Cosa ha a che fare questa norma con la diaspora del popolo ebraico? Dicono i Maestri del Chassidismo, il movimento mistico sorto fra gli ebrei d’Europa centro‐orientale nel 1700, fondato dal Ba’al Shem Tov, che la “golà”, l’esilio che il popolo d’Israele sopporta da duemila anni, è in un certo senso la sua “città‐rifugio”. Siamo tutti “semi‐colpevoli, o semi‐innocenti”. Stiamo sì fuori dalla nostra terra, ma siamo in un rifugio.
Ma come si può dire una cosa del genere, “quando i nostri occhi vedono” le angherie e i massacri che gli ebrei hanno subito nella diaspora? In particolare nei luoghi dove il Chassidismo è sorto, in cui la stragrande maggioranza degli ebrei che vi vivevano è stata sterminata – prima, durante e perfino dopo la Shoà.

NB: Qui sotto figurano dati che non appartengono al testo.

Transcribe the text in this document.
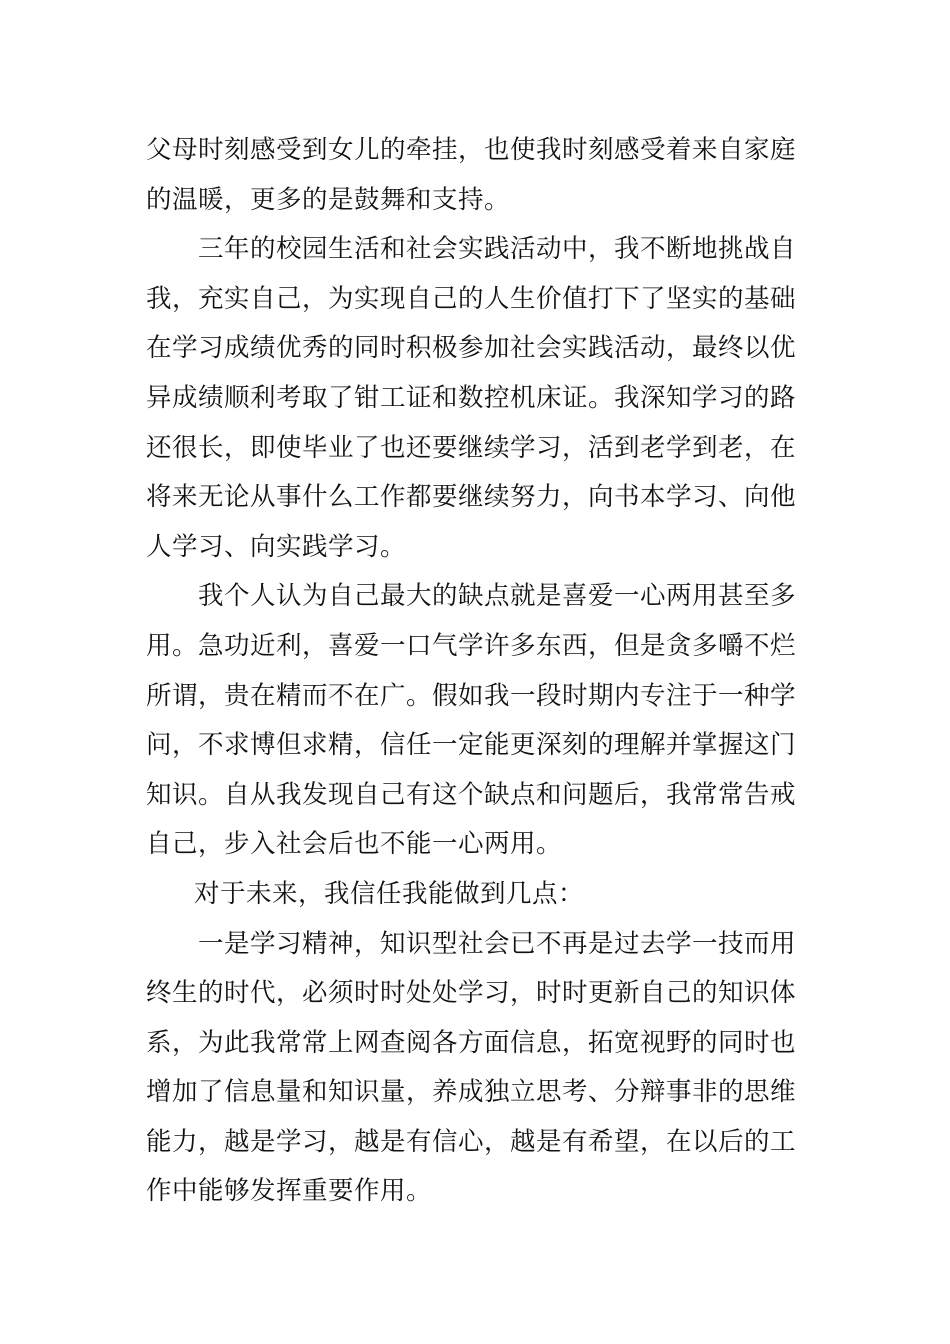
父母时刻感受到女儿的牵挂，也使我时刻感受着来自家庭
的温暖，更多的是鼓舞和支持。
三年的校园生活和社会实践活动中，我不断地挑战自
我，充实自己，为实现自己的人生价值打下了坚实的基础
在学习成绩优秀的同时积极参加社会实践活动，最终以优
异成绩顺利考取了钳工证和数控机床证。我深知学习的路
还很长，即使毕业了也还要继续学习，活到老学到老，在
将来无论从事什么工作都要继续努力，向书本学习、向他
人学习、向实践学习。
我个人认为自己最大的缺点就是喜爱一心两用甚至多
用。急功近利，喜爱一口气学许多东西，但是贪多嚼不烂
所谓，贵在精而不在广。假如我一段时期内专注于一种学
问，不求博但求精，信任一定能更深刻的理解并掌握这门
知识。自从我发现自己有这个缺点和问题后，我常常告戒
自己，步入社会后也不能一心两用。
对于未来，我信任我能做到几点：
一是学习精神，知识型社会已不再是过去学一技而用
终生的时代，必须时时处处学习，时时更新自己的知识体
系，为此我常常上网查阅各方面信息，拓宽视野的同时也
增加了信息量和知识量，养成独立思考、分辩事非的思维
能力，越是学习，越是有信心，越是有希望，在以后的工
作中能够发挥重要作用。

Una risposta può forse venire da una norma stabilita dal Talmud a proposito delle città‐ rifugio. Dato che la Torà afferma che le città‐rifugio hanno la funzione di permettere all’omicida involontario di “vivere” , sfuggendo alla morte per mano dei parenti della vittima, il Talmud si chiede cosa significa “vivere”. E la risposta sorprendente, ma non poi così tanto per chi conosce il mondo ebraico, è che per “vivere” si intende non solo aver da mangiare e da bere, vestiti e quant’altro, ma anche e soprattutto la possibilità di studiare Torà. E quindi, insieme all’omicida involontario, si manda in esilio anche il suo Maestro, in modo che possa continuare a studiare. E insieme al Maestro, va in esilio anche tutta la sua scuola, altrimenti i suoi allievi, privi di una guida, smetterebbero di studiare proficuamente. A tal punto arriva la sete di sapere e di studio agli occhi dei Maestri del Talmud.

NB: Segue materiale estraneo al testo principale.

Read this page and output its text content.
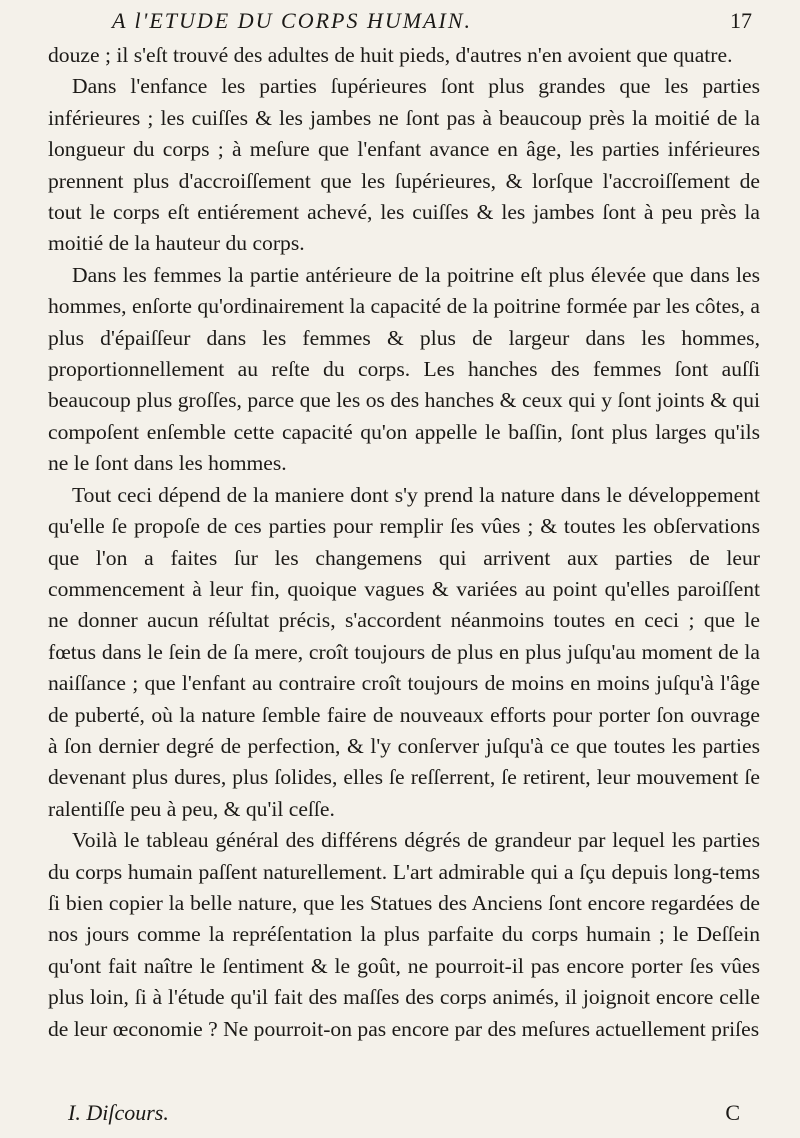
A l'ETUDE DU CORPS HUMAIN.	17

douze ; il s'eſt trouvé des adultes de huit pieds, d'autres n'en avoient que quatre.

Dans l'enfance les parties ſupérieures ſont plus grandes que les parties inférieures ; les cuiſſes & les jambes ne ſont pas à beaucoup près la moitié de la longueur du corps ; à meſure que l'enfant avance en âge, les parties inférieures prennent plus d'accroiſſement que les ſupérieures, & lorſque l'accroiſſement de tout le corps eſt entiérement achevé, les cuiſſes & les jambes ſont à peu près la moitié de la hauteur du corps.

Dans les femmes la partie antérieure de la poitrine eſt plus élevée que dans les hommes, enſorte qu'ordinairement la capacité de la poitrine formée par les côtes, a plus d'épaiſſeur dans les femmes & plus de largeur dans les hommes, proportionnellement au reſte du corps. Les hanches des femmes ſont auſſi beaucoup plus groſſes, parce que les os des hanches & ceux qui y ſont joints & qui compoſent enſemble cette capacité qu'on appelle le baſſin, ſont plus larges qu'ils ne le ſont dans les hommes.

Tout ceci dépend de la maniere dont s'y prend la nature dans le développement qu'elle ſe propoſe de ces parties pour remplir ſes vûes ; & toutes les obſervations que l'on a faites ſur les changemens qui arrivent aux parties de leur commencement à leur fin, quoique vagues & variées au point qu'elles paroiſſent ne donner aucun réſultat précis, s'accordent néanmoins toutes en ceci ; que le fœtus dans le ſein de ſa mere, croît toujours de plus en plus juſqu'au moment de la naiſſance ; que l'enfant au contraire croît toujours de moins en moins juſqu'à l'âge de puberté, où la nature ſemble faire de nouveaux efforts pour porter ſon ouvrage à ſon dernier degré de perfection, & l'y conſerver juſqu'à ce que toutes les parties devenant plus dures, plus ſolides, elles ſe reſſerrent, ſe retirent, leur mouvement ſe ralentiſſe peu à peu, & qu'il ceſſe.

Voilà le tableau général des différens dégrés de grandeur par lequel les parties du corps humain paſſent naturellement. L'art admirable qui a ſçu depuis long-tems ſi bien copier la belle nature, que les Statues des Anciens ſont encore regardées de nos jours comme la repréſentation la plus parfaite du corps humain ; le Deſſein qu'ont fait naître le ſentiment & le goût, ne pourroit-il pas encore porter ſes vûes plus loin, ſi à l'étude qu'il fait des maſſes des corps animés, il joignoit encore celle de leur œconomie ? Ne pourroit-on pas encore par des meſures actuellement priſes

I. Diſcours.	C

Scrive Levinas: “La relazione tra maestro e allievo è una struttura sociale stabile; il discepolo ha il diritto di esigere che il maestro lo raggiunga nella città‐rifugio, e il maestro che i discepoli lo seguano. La relazione spirituale tra maestro e allievo è forte quanto la relazione coniugale”.

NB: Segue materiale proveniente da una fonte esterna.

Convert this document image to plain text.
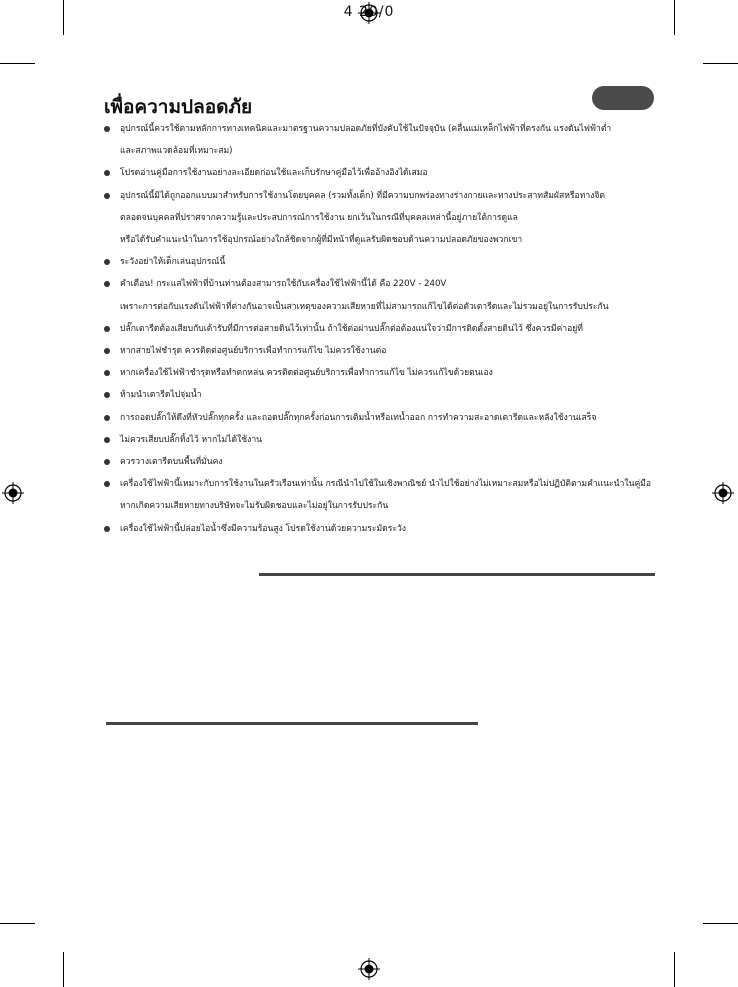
4 20/0
เพื่อความปลอดภัย
อุปกรณ์นี้ควรใช้ตามหลักการทางเทคนิคและมาตรฐานความปลอดภัยที่บังคับใช้ในปัจจุบัน (คลื่นแม่เหล็กไฟฟ้าที่ตรงกัน แรงดันไฟฟ้าต่ำ
และสภาพแวดล้อมที่เหมาะสม)
โปรดอ่านคู่มือการใช้งานอย่างละเอียดก่อนใช้และเก็บรักษาคู่มือไว้เพื่ออ้างอิงได้เสมอ
อุปกรณ์นี้มิได้ถูกออกแบบมาสำหรับการใช้งานโดยบุคคล (รวมทั้งเด็ก) ที่มีความบกพร่องทางร่างกายและทางประสาทสัมผัสหรือทางจิต
ตลอดจนบุคคลที่ปราศจากความรู้และประสบการณ์การใช้งาน ยกเว้นในกรณีที่บุคคลเหล่านี้อยู่ภายใต้การดูแล
หรือได้รับคำแนะนำในการใช้อุปกรณ์อย่างใกล้ชิดจากผู้ที่มีหน้าที่ดูแลรับผิดชอบด้านความปลอดภัยของพวกเขา
ระวังอย่าให้เด็กเล่นอุปกรณ์นี้
คำเตือน! กระแสไฟฟ้าที่บ้านท่านต้องสามารถใช้กับเครื่องใช้ไฟฟ้านี้ได้ คือ 220V - 240V
เพราะการต่อกับแรงดันไฟฟ้าที่ต่างกันอาจเป็นสาเหตุของความเสียหายที่ไม่สามารถแก้ไขได้ต่อตัวเตารีดและไม่รวมอยู่ในการรับประกัน
ปลั๊กเตารีดต้องเสียบกับเต้ารับที่มีการต่อสายดินไว้เท่านั้น ถ้าใช้ต่อผ่านปลั๊กต่อต้องแน่ใจว่ามีการติดตั้งสายดินไว้ ซึ่งควรมีค่าอยู่ที่
หากสายไฟชำรุด ควรติดต่อศูนย์บริการเพื่อทำการแก้ไข ไม่ควรใช้งานต่อ
หากเครื่องใช้ไฟฟ้าชำรุดหรือทำตกหล่น ควรติดต่อศูนย์บริการเพื่อทำการแก้ไข ไม่ควรแก้ไขด้วยตนเอง
ห้ามนำเตารีดไปจุ่มน้ำ
การถอดปลั๊กให้ดึงที่หัวปลั๊กทุกครั้ง และถอดปลั๊กทุกครั้งก่อนการเติมน้ำหรือเทน้ำออก การทำความสะอาดเตารีดและหลังใช้งานเสร็จ
ไม่ควรเสียบปลั๊กทิ้งไว้ หากไม่ได้ใช้งาน
ควรวางเตารีดบนพื้นที่มั่นคง
เครื่องใช้ไฟฟ้านี้เหมาะกับการใช้งานในครัวเรือนเท่านั้น กรณีนำไปใช้ในเชิงพาณิชย์ นำไปใช้อย่างไม่เหมาะสมหรือไม่ปฏิบัติตามคำแนะนำในคู่มือ
หากเกิดความเสียหายทางบริษัทจะไม่รับผิดชอบและไม่อยู่ในการรับประกัน
เครื่องใช้ไฟฟ้านี้ปล่อยไอน้ำซึ่งมีความร้อนสูง โปรดใช้งานด้วยความระมัดระวัง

Ecco, forse è lo studio della Torà, che ha accompagnato gli ebrei in esilio, ad averli protetti dai massacri e che, nonostante tutto, “li ha fatti vivere”.
Una volta un rabbino, chassid dei Lubavitch, mi disse, essendo io appena arrivato a decine di migliaia di chilometri di distanza dalla mia città natale, Roma, che mi trovavo “in una golà dentro la golà”, “in un esilio dentro l’esilio”. Era proprio vero. Ma appena entrai nella sinagoga locale e nella yeshiva, l’accademia in cui si studia la Torà e il Talmud, mi ritrovai subito a casa mia.
Con la speranza che il 9 di Av e gli altri giorni tristi possano trasformarsi presto da giorni di digiuno in giorni di festa e di gioia, come dice il profeta Zekharià.